I inhaled deeply to get that fresh mountain air into my lungs. It seared my nostrils. This was going to be okay, I realized. We were going to be okay. I felt this great sense of relief. r />
“I’m glad we did this,” I said, looking over at Ben. “I’m glad you came.”
“You wish I came,” he said.
My face flushed pink, or pinker. The silence felt like it could fill the resort for hours. “Did you just make a sexual joke?” I finally managed to say.
He grinned.
“You’re such a dick,” I said, laughing.
“Are you trying to make me make another one?”
I smacked him in the goggles, which were resting on his forehead.
The next run was better. I was actually laughing while skiing, thinking of Ben and his stupid joke. My body felt so much lighter than it had before our chair ride, like I could float away if my skis weren’t weighing me down. And Ben was getting the hang of it too; I saw he was beginning to make turns just by shifting his weight. As in everything else, Ben had an elegance to him. When he let his legs do the work, he was a pretty skier to watch.
“Thanks for bringing me here. I love seeing where you’re from,” he said on the next ski lift.
“Thanks,” I said. “Maybe you can take me to New Hampshire next.”

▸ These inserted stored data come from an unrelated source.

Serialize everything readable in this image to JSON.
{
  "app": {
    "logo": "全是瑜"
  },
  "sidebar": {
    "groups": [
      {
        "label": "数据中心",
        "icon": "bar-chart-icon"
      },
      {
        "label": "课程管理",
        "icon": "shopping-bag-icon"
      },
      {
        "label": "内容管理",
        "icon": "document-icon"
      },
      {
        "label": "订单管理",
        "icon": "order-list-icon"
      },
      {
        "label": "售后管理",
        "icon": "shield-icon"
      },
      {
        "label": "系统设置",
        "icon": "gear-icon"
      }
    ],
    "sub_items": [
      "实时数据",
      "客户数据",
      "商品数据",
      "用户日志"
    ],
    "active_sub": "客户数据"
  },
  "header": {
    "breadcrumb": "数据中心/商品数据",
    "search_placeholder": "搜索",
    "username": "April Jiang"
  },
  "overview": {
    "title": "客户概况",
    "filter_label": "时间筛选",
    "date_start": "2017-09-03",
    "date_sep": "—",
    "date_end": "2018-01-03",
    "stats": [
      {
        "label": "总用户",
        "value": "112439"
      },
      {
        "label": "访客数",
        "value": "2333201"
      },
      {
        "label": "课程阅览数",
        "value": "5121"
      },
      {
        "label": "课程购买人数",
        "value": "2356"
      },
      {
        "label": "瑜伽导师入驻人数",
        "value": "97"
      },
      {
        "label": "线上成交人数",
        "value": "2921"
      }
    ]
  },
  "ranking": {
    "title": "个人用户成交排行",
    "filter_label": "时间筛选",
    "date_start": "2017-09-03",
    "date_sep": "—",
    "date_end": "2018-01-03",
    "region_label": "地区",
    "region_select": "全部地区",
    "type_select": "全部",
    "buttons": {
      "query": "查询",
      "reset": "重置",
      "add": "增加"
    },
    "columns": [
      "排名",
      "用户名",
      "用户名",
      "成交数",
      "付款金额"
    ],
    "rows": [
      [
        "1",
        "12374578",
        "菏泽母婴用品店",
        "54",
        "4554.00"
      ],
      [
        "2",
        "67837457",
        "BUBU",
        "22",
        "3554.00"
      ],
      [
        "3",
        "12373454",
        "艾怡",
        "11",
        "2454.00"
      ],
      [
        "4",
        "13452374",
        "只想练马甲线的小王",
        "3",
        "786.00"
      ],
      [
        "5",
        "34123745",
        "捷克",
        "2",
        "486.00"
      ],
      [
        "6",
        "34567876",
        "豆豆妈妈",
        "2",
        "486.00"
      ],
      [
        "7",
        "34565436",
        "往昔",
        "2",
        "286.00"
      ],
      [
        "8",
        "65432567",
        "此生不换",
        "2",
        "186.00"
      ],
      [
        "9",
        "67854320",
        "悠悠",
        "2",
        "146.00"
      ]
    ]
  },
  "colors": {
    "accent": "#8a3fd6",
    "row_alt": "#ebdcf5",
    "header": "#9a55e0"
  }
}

He placed his skis on the footrest and pretended to slice his own throat.
I laughed. “Are you sure you’re not adopted?”
“If it weren’t for my uncle, I wouldn’t be sure of anything.”
We were maybe just a quarter up. That’s the great thing about skiing. You get long, gorgeous rests after you fully exert yourself on a long run. The longest one at Eldora is three miles, and I knew Ben had never seen, or skied, anything like it.
“What was he like?” I asked.
Ben looked out at the horizon.
“He was basically the black sheep of the family. Went to college. Traveled the world. Never married. When my parents talked about him, there was always something in their tone. Like he wasn’t quite right. When he stayed with us, we’d talk about everything.” He lifted his goggles. His eyes were watery, and I didn’t know if it was the wind or what he was sharing.
“He was the one person who made me realize that it was possible to do more than, you know. Stay on the farm and work the fields, I guess. Not that there’s anything wrong with that, it’s just I think that’s not really what I’m meant to do. He got that. He got the hell out of Alton. He traveled. Went to China and taught English there. He lived a full life.”